Analyzing these three aspects together will provide a more complete understanding of a company's financial position and its impact on the market.


Tips for trading during earnings season:

  1. Knowing "expected" results: Understanding expected revenue, sales and earnings per share (EPS) is an important aspect of trading. The market's reaction to a company's report often depends on whether the results exceed or fall short of analysts' general expectations.


  1. Attention to unexpected announcements: Any unexpected announcements that coincide with a financial report can have a significant impact on a company's stock price. These could include share repurchase programs, changes in the company's management, and other factors that should be considered in the analysis process.

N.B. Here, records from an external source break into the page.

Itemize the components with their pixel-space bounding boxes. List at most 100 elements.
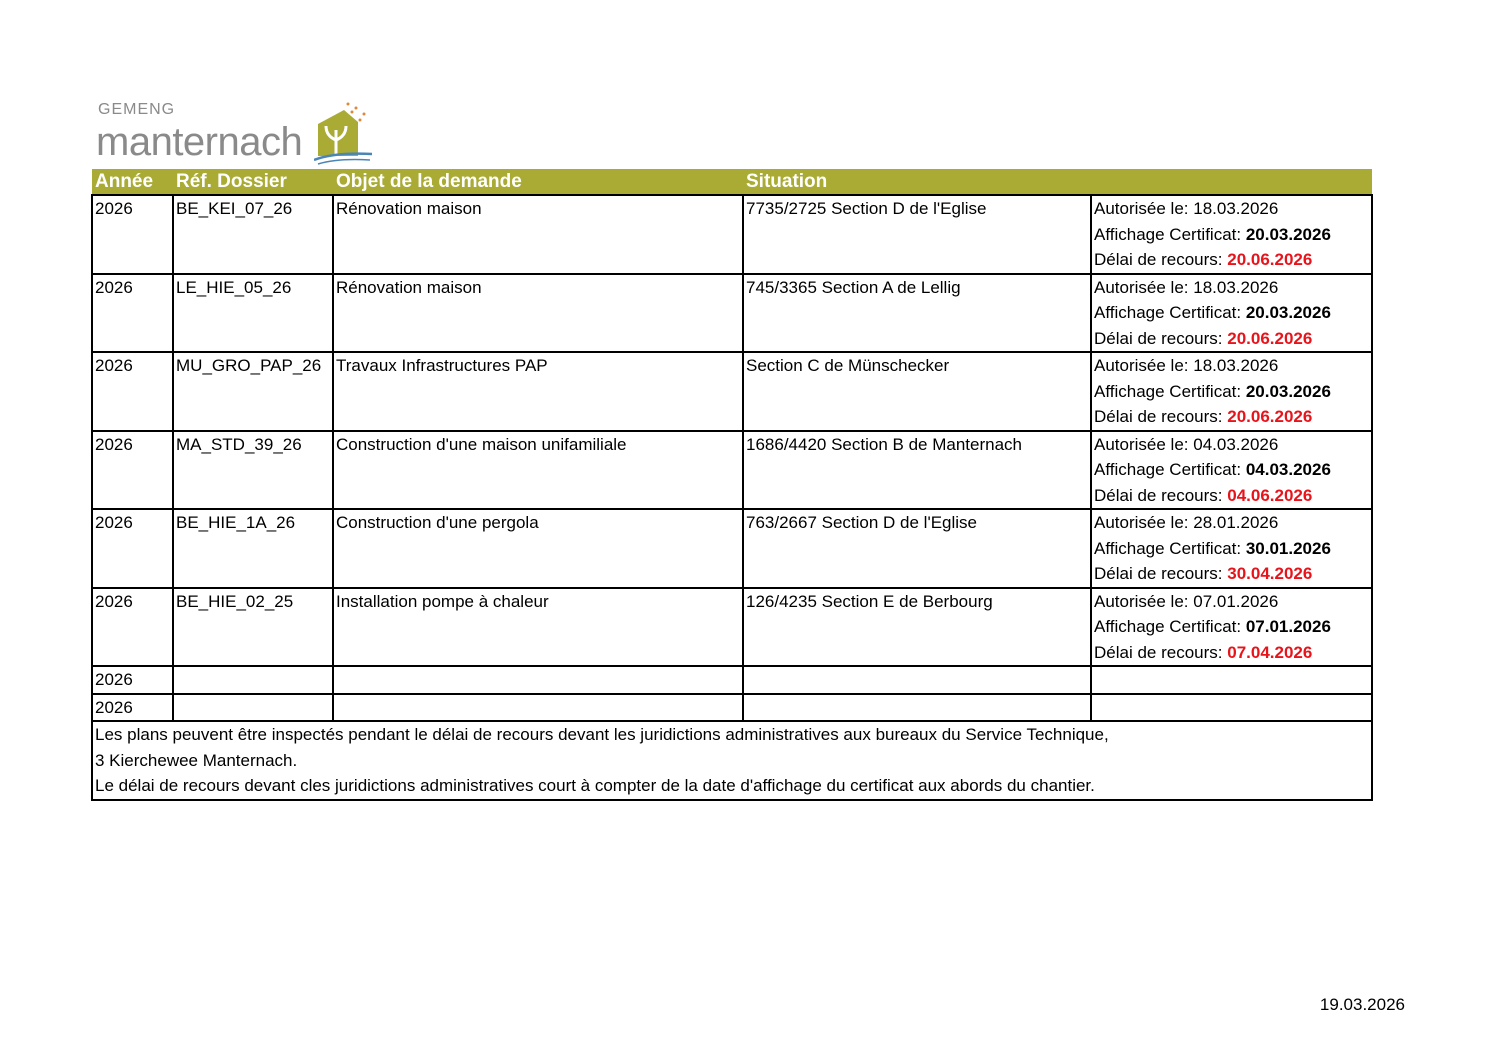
annee-text: 2026 <box>95 434 133 454</box>
affichage-label: Affichage Certificat: <box>1094 617 1246 636</box>
affichage-label: Affichage Certificat: <box>1094 538 1246 558</box>
cell-dates: Autorisée le: 18.03.2026 Affichage Certi… <box>1090 351 1373 432</box>
table-row: 2026 BE_HIE_1A_26 Construction d'une per… <box>91 508 1373 589</box>
cell-dates: Autorisée le: 04.03.2026 Affichage Certi… <box>1090 429 1373 510</box>
autorisee-date: 18.03.2026 <box>1193 199 1279 218</box>
cell-objet: Construction d'une pergola <box>332 508 744 589</box>
empty-row: 2026 <box>91 665 1373 695</box>
autorisee-label: Autorisée le: <box>1094 277 1194 297</box>
footer-row: Les plans peuvent être inspectés pendant… <box>91 720 1373 801</box>
cell-empty <box>332 665 744 695</box>
delai-date: 30.04.2026 <box>1227 564 1313 583</box>
affichage-date: 30.01.2026 <box>1245 538 1331 558</box>
page-date: 19.03.2026 <box>1319 995 1405 1014</box>
objet-text: Installation pompe à chaleur <box>336 591 549 611</box>
autorisee-label: Autorisée le: <box>1094 356 1194 375</box>
cell-empty <box>172 665 334 695</box>
cell-annee: 2026 <box>91 429 174 510</box>
affichage-date: 20.03.2026 <box>1245 381 1331 401</box>
table-row: 2026 BE_KEI_07_26 Rénovation maison 7735… <box>91 194 1373 275</box>
cell-empty <box>172 692 334 722</box>
cell-objet: Installation pompe à chaleur <box>332 586 744 667</box>
ref-text: MU_GRO_PAP_26 <box>176 356 322 375</box>
cell-ref: LE_HIE_05_26 <box>172 272 334 353</box>
affichage-label: Affichage Certificat: <box>1094 381 1246 401</box>
annee-text: 2026 <box>95 356 133 375</box>
situation-text: 1686/4420 Section B de Manternach <box>746 434 1022 454</box>
objet-text: Rénovation maison <box>336 199 482 218</box>
situation-text: Section C de Münschecker <box>746 356 950 375</box>
situation-text: 745/3365 Section A de Lellig <box>746 277 961 297</box>
ref-text: LE_HIE_05_26 <box>176 277 292 297</box>
footer-note: Les plans peuvent être inspectés pendant… <box>91 720 1373 801</box>
col-situation: Situation <box>743 169 1091 195</box>
objet-text: Construction d'une pergola <box>336 513 539 532</box>
footer-line: Les plans peuvent être inspectés pendant… <box>95 725 1109 744</box>
table-row: 2026 LE_HIE_05_26 Rénovation maison 745/… <box>91 272 1373 353</box>
cell-objet: Rénovation maison <box>332 194 744 275</box>
autorisee-date: 28.01.2026 <box>1193 513 1279 532</box>
autorisee-label: Autorisée le: <box>1094 591 1194 611</box>
delai-label: Délai de recours: <box>1094 564 1228 583</box>
autorisee-date: 18.03.2026 <box>1193 356 1279 375</box>
cell-empty <box>742 665 1092 695</box>
col-dates <box>1091 169 1372 195</box>
cell-dates: Autorisée le: 28.01.2026 Affichage Certi… <box>1090 508 1373 589</box>
empty-row: 2026 <box>91 692 1373 722</box>
cell-situation: 745/3365 Section A de Lellig <box>742 272 1092 353</box>
delai-label: Délai de recours: <box>1094 485 1228 505</box>
tree-logo-icon <box>314 102 373 165</box>
annee-text: 2026 <box>95 513 133 532</box>
ref-text: BE_HIE_1A_26 <box>176 513 296 532</box>
logo-gemeng: GEMENG <box>98 101 176 118</box>
delai-date: 20.06.2026 <box>1227 250 1313 269</box>
cell-situation: 126/4235 Section E de Berbourg <box>742 586 1092 667</box>
affichage-label: Affichage Certificat: <box>1094 224 1246 244</box>
cell-dates: Autorisée le: 18.03.2026 Affichage Certi… <box>1090 272 1373 353</box>
table-row: 2026 BE_HIE_02_25 Installation pompe à c… <box>91 586 1373 667</box>
cell-ref: BE_HIE_02_25 <box>172 586 334 667</box>
cell-situation: 763/2667 Section D de l'Eglise <box>742 508 1092 589</box>
cell-situation: 7735/2725 Section D de l'Eglise <box>742 194 1092 275</box>
delai-label: Délai de recours: <box>1094 642 1228 662</box>
objet-text: Travaux Infrastructures PAP <box>336 356 548 375</box>
cell-ref: MA_STD_39_26 <box>172 429 334 510</box>
annee-text: 2026 <box>95 697 133 717</box>
affichage-date: 20.03.2026 <box>1245 224 1331 244</box>
manternach-logo: GEMENG manternach <box>96 100 386 168</box>
cell-dates: Autorisée le: 18.03.2026 Affichage Certi… <box>1090 194 1373 275</box>
building-permits-table: Année Réf. Dossier Objet de la demande S… <box>91 169 1373 801</box>
table-header: Année Réf. Dossier Objet de la demande S… <box>92 169 1372 195</box>
delai-label: Délai de recours: <box>1094 250 1228 269</box>
autorisee-label: Autorisée le: <box>1094 434 1194 454</box>
affichage-label: Affichage Certificat: <box>1094 303 1246 322</box>
autorisee-date: 07.01.2026 <box>1193 591 1279 611</box>
cell-annee: 2026 <box>91 586 174 667</box>
cell-situation: 1686/4420 Section B de Manternach <box>742 429 1092 510</box>
delai-date: 20.06.2026 <box>1227 328 1313 348</box>
cell-situation: Section C de Münschecker <box>742 351 1092 432</box>
logo-manternach: manternach <box>96 120 303 164</box>
cell-ref: MU_GRO_PAP_26 <box>172 351 334 432</box>
cell-empty <box>742 692 1092 722</box>
cell-annee: 2026 <box>91 351 174 432</box>
ref-text: BE_HIE_02_25 <box>176 591 294 611</box>
autorisee-date: 04.03.2026 <box>1193 434 1279 454</box>
affichage-date: 04.03.2026 <box>1245 460 1331 479</box>
ref-text: MA_STD_39_26 <box>176 434 302 454</box>
cell-annee: 2026 <box>91 272 174 353</box>
autorisee-date: 18.03.2026 <box>1193 277 1279 297</box>
objet-text: Rénovation maison <box>336 277 482 297</box>
annee-text: 2026 <box>95 199 133 218</box>
delai-date: 07.04.2026 <box>1227 642 1313 662</box>
cell-annee: 2026 <box>91 665 174 695</box>
situation-text: 7735/2725 Section D de l'Eglise <box>746 199 987 218</box>
annee-text: 2026 <box>95 591 133 611</box>
cell-empty <box>1090 692 1373 722</box>
ref-text: BE_KEI_07_26 <box>176 199 293 218</box>
autorisee-label: Autorisée le: <box>1094 199 1194 218</box>
col-objet: Objet de la demande <box>333 169 743 195</box>
objet-text: Construction d'une maison unifamiliale <box>336 434 627 454</box>
affichage-date: 07.01.2026 <box>1245 617 1331 636</box>
footer-line: Le délai de recours devant cles juridict… <box>95 776 1095 795</box>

  1. Be aware of spillover effects between stocks: Understanding related stocks and their correlations becomes important when analyzing the reaction to a company's earnings. For example, if you have shares of a chip manufacturer in your portfolio, earnings from large companies such as Apple can have a significant impact on their share price. This emphasizes the need to consider spillover effects and possible sector rotation.


  1. Accounting for volatility in response to expected movement: Developing an expected movement for a stock in response to a binary earnings event requires attention to the level of volatility. Accounting for volatility helps investors prepare for possible significant movements despite the uncertainty of the final outcome.

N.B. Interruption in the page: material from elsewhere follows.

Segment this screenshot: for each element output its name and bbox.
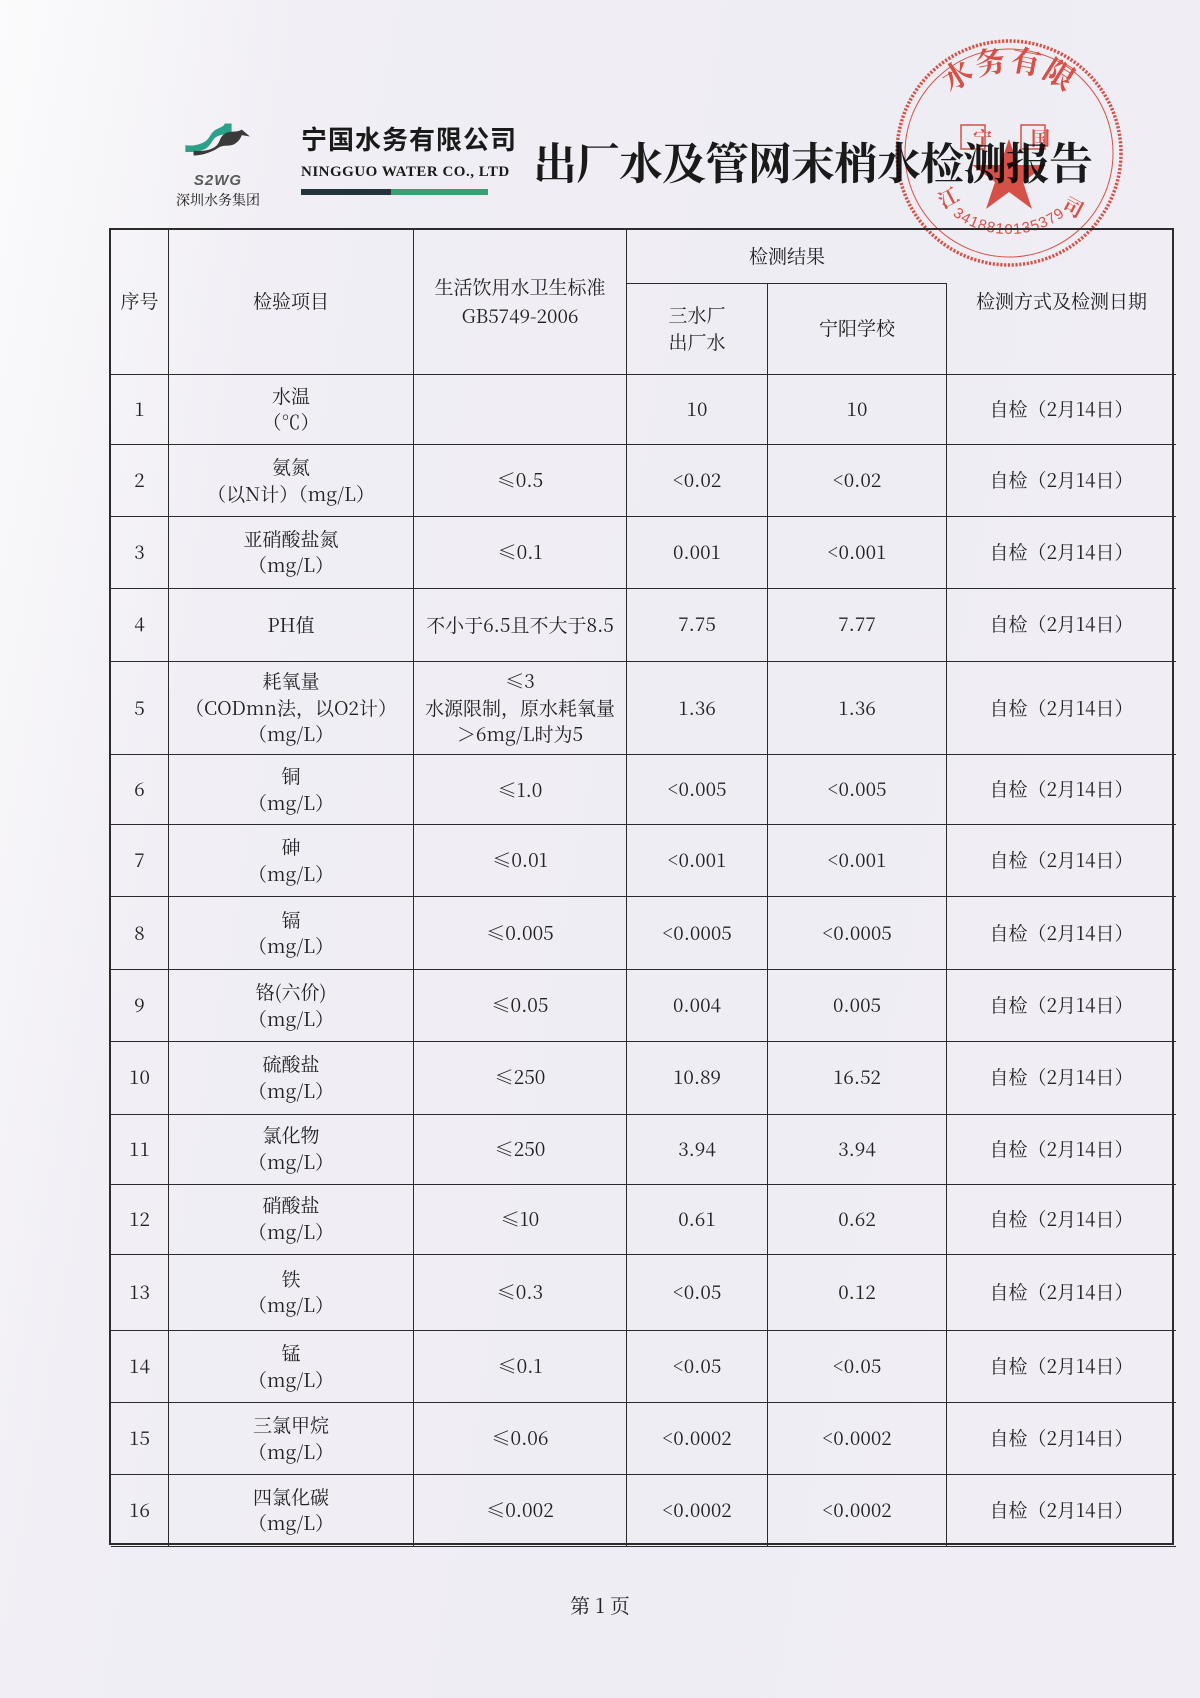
svg-text:宁: 宁 bbox=[973, 124, 992, 151]
svg-text:国: 国 bbox=[1031, 124, 1050, 151]
svg-text:水务有限: 水务有限 bbox=[931, 37, 1086, 100]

Earnings season is an important period for assessing the health of the global economy, but its impact depends on various factors. Here are a few aspects to consider:


  1. Performance of certain sectors: The performance of companies in different sectors can serve as indicators of the health of those sectors and therefore part of the economy. For example, strong performance in the technology sector can indicate high innovation and activity in that area.


  1. Stock Market Impact: Stock market reactions to company results can reflect overall investor confidence in the economy. Positive reports may boost the market, while weak results may cause a decline.


  1. Relation to financial downturns: Financial downturns can have a significant impact on earnings season. Reduced demand and economic instability can lead to unpleasant results for many companies. However, as noted, some sectors, such as consumer staples and healthcare, can be resilient in a downturn.



Regarding the dates of the US and UK earnings season, it is worth noting that these dates do not always coincide. Typically, the U.S. earnings season starts first, followed by the U.K. and European seasons. British and European companies typically release their financial reports about two to three weeks after U.S. companies. However, the exact dates may vary depending on specific companies and annual cycles.